Supreme Court ruling impacts succession planning for small businesses

WASHINGTON, D.C. (June 6, 2024) – The National Federation of Independent Business (NFIB) expressed disappointment in the U.S. Supreme Court's ruling in Thomas Connelly v. United States of America. The Court upheld the decision of the Court of Appeals, which complicates the transfer of closely held businesses following the death of a small business owner. NFIB had filed an amicus brief in the case with the U.S. Chamber Litigation Center, emphasizing the importance of redemption agreements for Main Street businesses.

“This decision enables the IRS to continue taxing small businesses based on an artificial and inflated assessment of the company’s worth following the death of an owner,” said Beth Milito, Executive Director of NFIB’s Small Business Legal Center. “As the IRS continues shifting their position to maximize tax liability, small businesses are left unsure on how to best prepare for the inevitable.
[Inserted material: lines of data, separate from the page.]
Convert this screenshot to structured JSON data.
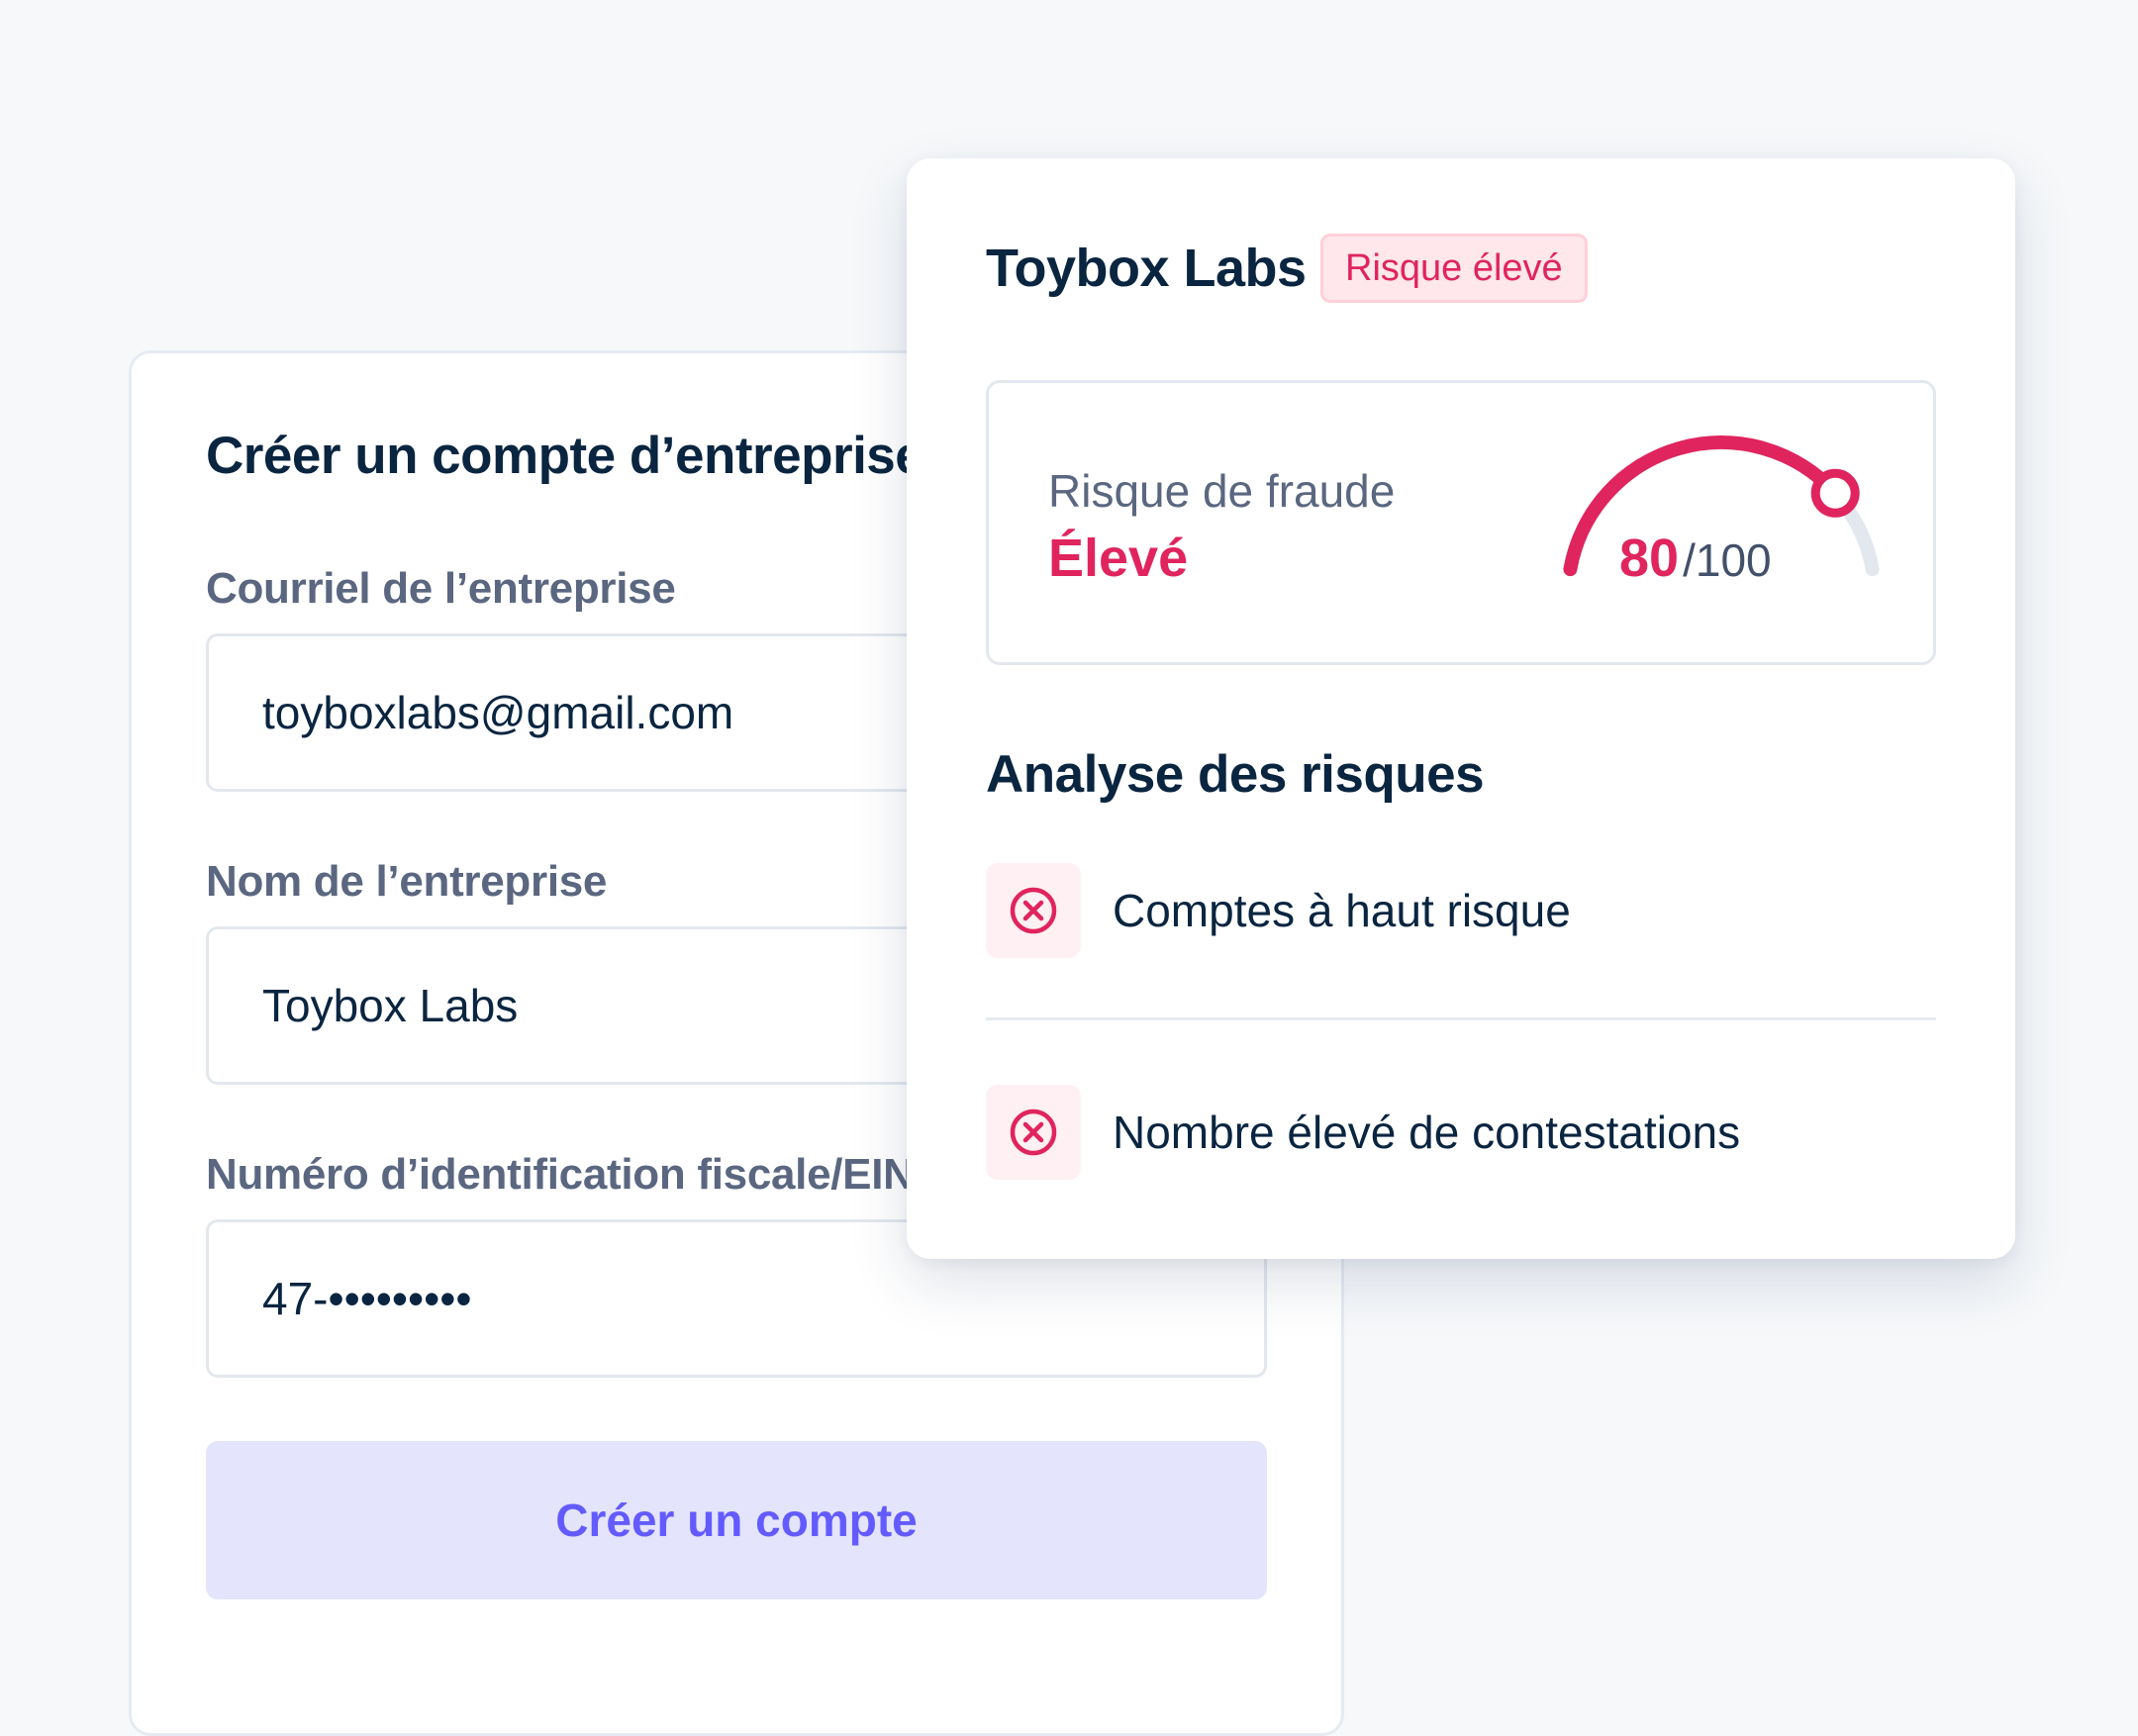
{
  "account_form": {
    "title": "Créer un compte d’entreprise",
    "fields": [
      {
        "label": "Courriel de l’entreprise",
        "value": "toyboxlabs@gmail.com"
      },
      {
        "label": "Nom de l’entreprise",
        "value": "Toybox Labs"
      },
      {
        "label": "Numéro d’identification fiscale/EIN",
        "value": "47-•••••••••"
      }
    ],
    "submit_label": "Créer un compte"
  },
  "risk_panel": {
    "company_name": "Toybox Labs",
    "badge": "Risque élevé",
    "fraud_risk": {
      "label": "Risque de fraude",
      "level": "Élevé",
      "score": "80",
      "max": "/100",
      "score_value": 80,
      "score_max": 100
    },
    "analysis_title": "Analyse des risques",
    "signals": [
      {
        "label": "Comptes à haut risque",
        "icon": "x-circle-icon"
      },
      {
        "label": "Nombre élevé de contestations",
        "icon": "x-circle-icon"
      }
    ]
  },
  "colors": {
    "page_background": "#f6f8fa",
    "danger": "#e0245e",
    "danger_soft": "#ffe7ec",
    "primary": "#635bff",
    "primary_soft": "#e4e4fc",
    "heading": "#0a2540",
    "muted": "#5b6780",
    "gauge_track": "#e3e8ee"
  }
}
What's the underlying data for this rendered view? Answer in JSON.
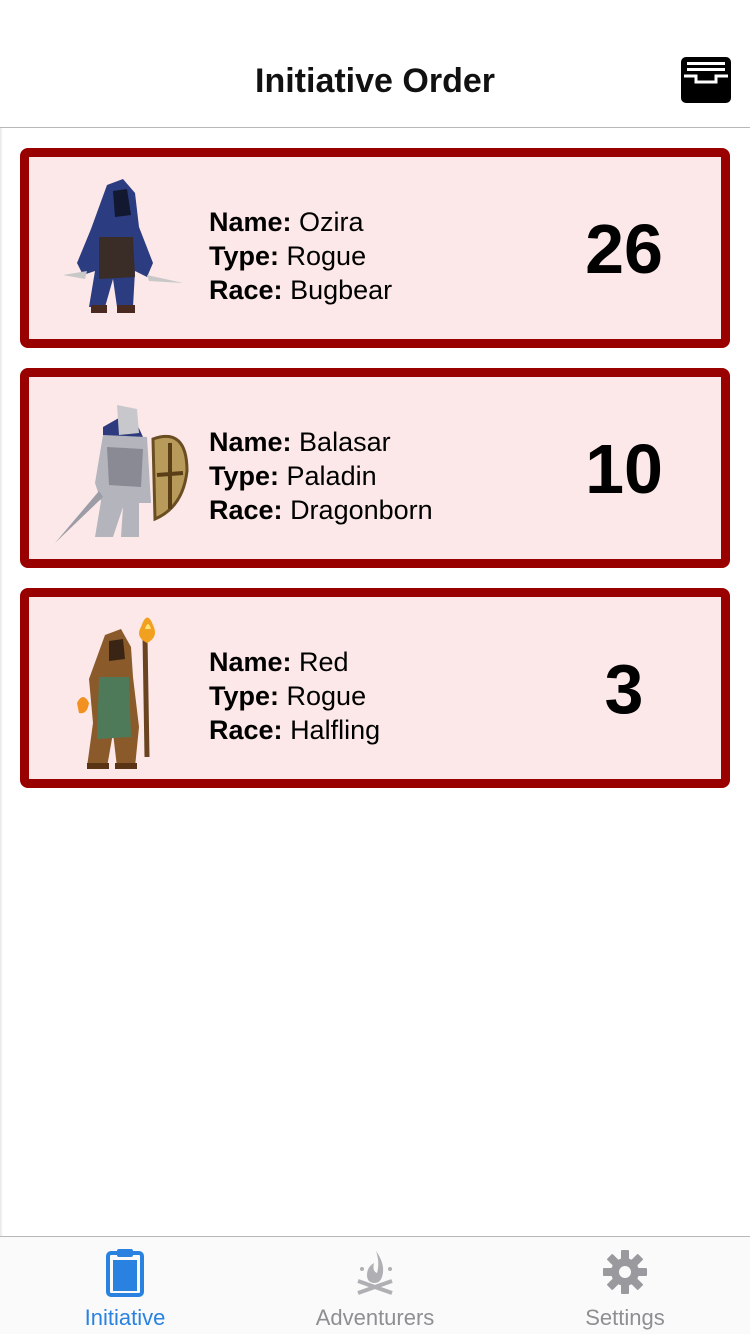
{
  "header": {
    "title": "Initiative Order",
    "action_icon": "inbox-tray-icon"
  },
  "combatants": [
    {
      "name_label": "Name:",
      "name": "Ozira",
      "type_label": "Type:",
      "type": "Rogue",
      "race_label": "Race:",
      "race": "Bugbear",
      "initiative": "26",
      "portrait": "hooded-rogue-sprite"
    },
    {
      "name_label": "Name:",
      "name": "Balasar",
      "type_label": "Type:",
      "type": "Paladin",
      "race_label": "Race:",
      "race": "Dragonborn",
      "initiative": "10",
      "portrait": "armored-paladin-sprite"
    },
    {
      "name_label": "Name:",
      "name": "Red",
      "type_label": "Type:",
      "type": "Rogue",
      "race_label": "Race:",
      "race": "Halfling",
      "initiative": "3",
      "portrait": "robed-caster-sprite"
    }
  ],
  "tabs": [
    {
      "label": "Initiative",
      "icon": "clipboard-icon",
      "active": true
    },
    {
      "label": "Adventurers",
      "icon": "campfire-icon",
      "active": false
    },
    {
      "label": "Settings",
      "icon": "gear-icon",
      "active": false
    }
  ],
  "colors": {
    "card_border": "#990000",
    "card_background": "#fce8e8",
    "active_tab": "#2a82e0",
    "inactive_tab": "#8e8e93"
  }
}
Long-term succession plans can be the difference between a small business passing to the next generation or closing its doors for good. This ruling only intensifies the challenges small business owners and their families face.”

The case questioned whether life insurance policy proceeds taken out by a closely held company on a shareholder should be considered an asset when calculating federal estate tax value.

The NFIB Small Business Legal Center protects small business owners' rights in courts nationwide and is currently active in more than 40 cases across federal and state courts, including at the U.S. Supreme Court.